そして、デウスの右手には一本の大剣が姿を現した。
「そ、それは。」
ガレルも見たことがあった。しかし、それを触ったことは一度もない。増してや近づいたことも無い。
「霊裓クレスケンス・ルーナ。」
祖龍であるアルカナムが使用していた大剣。
世界に一本しか存在しない極上の大剣。アルカナムも使いこなすのに二百年以上の時間を費やしたと言われる。
使用することは愚か、作成するのも不可能な次元であると言われている霊裓クレスケンス・ルーナ。
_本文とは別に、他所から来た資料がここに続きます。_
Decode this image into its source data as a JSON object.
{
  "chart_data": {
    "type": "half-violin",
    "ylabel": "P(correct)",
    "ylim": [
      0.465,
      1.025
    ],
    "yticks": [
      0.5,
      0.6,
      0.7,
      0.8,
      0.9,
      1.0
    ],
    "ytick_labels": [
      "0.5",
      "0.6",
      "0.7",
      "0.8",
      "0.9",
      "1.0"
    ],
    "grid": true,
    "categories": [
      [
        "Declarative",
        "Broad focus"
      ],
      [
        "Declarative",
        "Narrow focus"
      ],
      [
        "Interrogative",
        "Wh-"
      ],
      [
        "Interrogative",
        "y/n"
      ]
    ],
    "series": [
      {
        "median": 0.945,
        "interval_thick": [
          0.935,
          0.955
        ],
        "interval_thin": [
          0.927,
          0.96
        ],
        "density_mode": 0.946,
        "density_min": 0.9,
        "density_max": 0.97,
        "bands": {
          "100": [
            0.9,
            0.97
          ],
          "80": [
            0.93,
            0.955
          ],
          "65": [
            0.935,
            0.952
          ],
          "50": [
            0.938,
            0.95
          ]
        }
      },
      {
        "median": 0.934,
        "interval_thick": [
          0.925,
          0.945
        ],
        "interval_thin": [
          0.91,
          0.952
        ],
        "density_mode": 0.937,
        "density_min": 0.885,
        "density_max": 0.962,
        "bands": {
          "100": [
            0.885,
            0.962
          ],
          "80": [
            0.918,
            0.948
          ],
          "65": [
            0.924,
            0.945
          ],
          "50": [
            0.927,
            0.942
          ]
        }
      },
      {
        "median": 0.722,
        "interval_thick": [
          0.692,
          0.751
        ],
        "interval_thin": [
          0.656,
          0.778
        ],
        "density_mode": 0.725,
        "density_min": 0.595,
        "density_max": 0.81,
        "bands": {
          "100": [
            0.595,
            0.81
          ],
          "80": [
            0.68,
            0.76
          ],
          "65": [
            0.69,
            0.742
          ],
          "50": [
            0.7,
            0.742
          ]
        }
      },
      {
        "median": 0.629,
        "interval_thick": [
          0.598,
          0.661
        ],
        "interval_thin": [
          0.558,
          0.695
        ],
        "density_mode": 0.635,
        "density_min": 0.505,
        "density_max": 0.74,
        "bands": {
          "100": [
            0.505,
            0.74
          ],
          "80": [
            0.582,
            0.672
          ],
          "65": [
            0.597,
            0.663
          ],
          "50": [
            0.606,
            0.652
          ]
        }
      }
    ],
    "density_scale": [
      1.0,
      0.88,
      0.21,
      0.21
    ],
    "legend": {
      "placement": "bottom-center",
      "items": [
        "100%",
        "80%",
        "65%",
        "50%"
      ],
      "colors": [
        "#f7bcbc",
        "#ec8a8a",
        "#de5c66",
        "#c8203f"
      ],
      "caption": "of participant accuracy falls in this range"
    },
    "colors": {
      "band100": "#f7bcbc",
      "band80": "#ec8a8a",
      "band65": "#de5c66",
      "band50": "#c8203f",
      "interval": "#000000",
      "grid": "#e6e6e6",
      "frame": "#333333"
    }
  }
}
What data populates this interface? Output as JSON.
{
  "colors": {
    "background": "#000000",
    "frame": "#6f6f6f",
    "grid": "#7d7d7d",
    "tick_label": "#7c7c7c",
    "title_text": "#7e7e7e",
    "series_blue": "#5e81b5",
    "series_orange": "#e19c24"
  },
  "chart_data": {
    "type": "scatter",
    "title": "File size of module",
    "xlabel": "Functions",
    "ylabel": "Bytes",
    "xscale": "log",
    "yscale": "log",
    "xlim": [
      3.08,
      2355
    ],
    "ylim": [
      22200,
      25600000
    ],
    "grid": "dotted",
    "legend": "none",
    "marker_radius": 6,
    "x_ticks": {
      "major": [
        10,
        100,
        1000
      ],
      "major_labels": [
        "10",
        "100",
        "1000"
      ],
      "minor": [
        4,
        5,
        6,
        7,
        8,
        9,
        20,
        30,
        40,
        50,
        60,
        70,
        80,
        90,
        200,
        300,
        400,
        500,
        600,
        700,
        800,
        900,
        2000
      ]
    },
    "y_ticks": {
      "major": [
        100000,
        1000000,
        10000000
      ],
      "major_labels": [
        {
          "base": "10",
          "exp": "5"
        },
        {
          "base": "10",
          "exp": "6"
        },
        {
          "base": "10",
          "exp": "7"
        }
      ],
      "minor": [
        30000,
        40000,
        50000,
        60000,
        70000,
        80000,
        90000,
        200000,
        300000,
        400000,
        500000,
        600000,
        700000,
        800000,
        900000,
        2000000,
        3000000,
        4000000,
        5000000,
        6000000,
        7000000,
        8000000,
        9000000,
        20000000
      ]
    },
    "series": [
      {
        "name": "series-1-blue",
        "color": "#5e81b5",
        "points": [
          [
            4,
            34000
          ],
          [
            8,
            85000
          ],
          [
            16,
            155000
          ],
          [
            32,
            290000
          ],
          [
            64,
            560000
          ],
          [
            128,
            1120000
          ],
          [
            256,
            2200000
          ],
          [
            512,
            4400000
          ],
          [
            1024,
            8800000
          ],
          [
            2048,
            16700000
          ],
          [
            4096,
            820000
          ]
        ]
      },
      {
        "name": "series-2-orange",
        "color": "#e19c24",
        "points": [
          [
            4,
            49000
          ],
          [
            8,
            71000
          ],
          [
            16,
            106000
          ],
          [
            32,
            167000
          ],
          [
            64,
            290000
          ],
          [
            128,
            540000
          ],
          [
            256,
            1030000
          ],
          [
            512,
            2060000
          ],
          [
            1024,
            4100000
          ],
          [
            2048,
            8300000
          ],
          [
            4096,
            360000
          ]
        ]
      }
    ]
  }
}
それなのに、今デウスの右手にあるものは紛れもない霊裓。
その霊裓クレスケンス・ルーナは小さく赤黒い電を放つ。
アルカナムが持っていたものとは色が違っていた。
鉄で作られたとしか思えない銀強の色。
しかし、デウスが持つ霊裓クレスケンス・ルーナの色は邪悪なものだ。赤黒い剣身、それを際立てるような青黒い柄。
″霊裓クレスケンス・ルーナ″と言う名前では表せない。仮でつけるとすれば″兇敵ノワ・ルーナ″。
神さえも恐れる武器となった。
「……AAAAaAaaaaaA。」
デウスは兇敵ノワ・ルーナをガレルに向けた。
ガレルは少し怒ったように剣幕を悪化させ、刀を両手で持った。
「馬鹿にするなよ。お前はここで食い止める!」
ガレルは大声で叫び、デウスに突撃した。
デウスはそれを右眼で威圧した。
その途端、ガレルの体が一切合切の動きを見せなくなった。
『ーー息、が、出来、ない。』
ガレルは体どころか、呼吸の一息すらも出来なくなっていた。
デウスはそんなガレルに近づく。
ガレルは恐怖を覚えた。いや、叩き込まれた。
ガレルは目だけでデウスを凝視した。
デウスの左眼は閉じてあり、代わりに右眼が開眼していた。
その右眼からは赫炎のような灯火が揺らめいていた。
『や、やめ、ろ。』
恐怖がガレルの感情を撫で下ろす。
心臓の鼓動が強く波打ち、絶望の色を浮かべた。
デウスはガレルの目の前に着き、兇敵ノワ・ルーナを上に翳した。
「SinE。」
デウスはそう一言残し、兇敵ノワ・ルーナを振り下ろした。
ガレルの体は二つに分かれ、地面に倒れた。
その断面図からガレルの体は崩壊を表し、灰となって地面に崩れ去った。
デウスはその灰を踏み潰し、先に進んだ。
自我はない。ただあるのは目的のままに進む兇悪な意識。
兇敵ノワ・ルーナを地面に擦らせながら奥地へと進んで行った。